Desde 1991 que a Globo apresentava anualmente um spot publicitário da “Globeleza“, a musa do Carnaval que sambava nua com o corpo coberto apenas com pinturas e purpurina.

Representada sempre por mulheres negras de corpos esculturais, a cada ano a personagem foi dividindo opiniões e tornando-se cada vez mais controversa. Em causa estava o crescente questionamento sobre a objetificação e comercialização do corpo das mulheres – sobretudo as mulheres negras.

Até que no último domingo o canal apresentou o spot de Carnaval 2017 e surpreendeu os telespectadores ao mostrar a dançarina Érika Moura – que assume o papel de Globeleza desde 2015 – vestida com diferentes trajes e ainda acompanhada por outros dançarinos.

Em vez da habitual pintura corporal que sempre foi utilizada, com efeitos especiais, a Globeleza apareceu com roupas típicas que representam o Carnaval em diferentes regiões do Brasil, com tradições como o maracatu, axé, frevo e bumba-meu-boi, não faltando o habitual samba do Rio de Janeiro. Outra novidade é que Erika não apenas sambou, mas também dançou cada uma das danças para as quais estava vestida.
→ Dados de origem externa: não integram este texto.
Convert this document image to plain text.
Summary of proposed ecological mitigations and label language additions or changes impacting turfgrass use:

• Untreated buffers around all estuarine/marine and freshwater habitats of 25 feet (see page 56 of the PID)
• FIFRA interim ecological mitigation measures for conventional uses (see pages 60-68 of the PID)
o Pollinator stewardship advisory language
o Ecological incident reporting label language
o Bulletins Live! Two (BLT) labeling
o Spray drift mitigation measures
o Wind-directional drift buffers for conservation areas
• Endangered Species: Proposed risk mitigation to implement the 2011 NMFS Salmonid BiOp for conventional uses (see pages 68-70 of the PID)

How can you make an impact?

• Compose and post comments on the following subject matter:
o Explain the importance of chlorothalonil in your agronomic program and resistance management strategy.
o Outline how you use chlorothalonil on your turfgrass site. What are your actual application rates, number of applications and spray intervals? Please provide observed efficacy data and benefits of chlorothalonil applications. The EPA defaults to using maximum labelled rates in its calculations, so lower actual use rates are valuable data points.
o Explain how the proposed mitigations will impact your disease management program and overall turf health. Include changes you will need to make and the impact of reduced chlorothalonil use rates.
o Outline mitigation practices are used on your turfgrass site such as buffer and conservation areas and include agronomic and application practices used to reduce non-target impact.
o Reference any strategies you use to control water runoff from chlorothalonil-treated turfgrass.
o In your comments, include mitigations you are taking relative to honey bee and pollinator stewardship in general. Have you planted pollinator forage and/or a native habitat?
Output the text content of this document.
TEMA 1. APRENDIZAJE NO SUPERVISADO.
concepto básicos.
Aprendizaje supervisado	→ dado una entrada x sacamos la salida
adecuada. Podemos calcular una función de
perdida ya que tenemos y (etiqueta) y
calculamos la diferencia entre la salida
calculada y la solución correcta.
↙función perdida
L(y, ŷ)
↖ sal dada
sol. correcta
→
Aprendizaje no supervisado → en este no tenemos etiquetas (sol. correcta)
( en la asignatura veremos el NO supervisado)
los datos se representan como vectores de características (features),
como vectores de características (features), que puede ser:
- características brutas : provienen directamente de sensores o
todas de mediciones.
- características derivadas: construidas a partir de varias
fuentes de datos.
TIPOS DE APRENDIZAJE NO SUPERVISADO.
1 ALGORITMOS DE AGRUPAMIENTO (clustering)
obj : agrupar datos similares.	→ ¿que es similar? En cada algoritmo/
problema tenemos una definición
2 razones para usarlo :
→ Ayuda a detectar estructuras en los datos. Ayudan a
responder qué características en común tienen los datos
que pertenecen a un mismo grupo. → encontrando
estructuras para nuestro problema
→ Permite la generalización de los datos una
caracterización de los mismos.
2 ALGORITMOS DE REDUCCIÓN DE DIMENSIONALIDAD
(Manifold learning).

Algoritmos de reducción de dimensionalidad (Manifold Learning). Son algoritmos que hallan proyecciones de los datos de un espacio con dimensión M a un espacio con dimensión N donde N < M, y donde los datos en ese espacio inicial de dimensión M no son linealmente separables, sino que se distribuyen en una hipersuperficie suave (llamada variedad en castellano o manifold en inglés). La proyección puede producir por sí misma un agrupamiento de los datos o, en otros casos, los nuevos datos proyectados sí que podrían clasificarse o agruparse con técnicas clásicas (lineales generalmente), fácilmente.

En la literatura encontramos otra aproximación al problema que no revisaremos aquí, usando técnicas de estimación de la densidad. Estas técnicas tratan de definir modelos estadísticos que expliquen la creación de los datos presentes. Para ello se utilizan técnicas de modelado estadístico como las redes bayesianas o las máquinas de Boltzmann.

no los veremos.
Enquanto o país vive uma onda conservadora em questões como a educação e os direitos das mulheres, os media e as marcas parecem estar a fazer um esforço para refletir a diversidade da sociedade brasileira, com cada vez mais representatividade – independentemente dos objetivos comerciais que possam estar por detrás dessa tendência.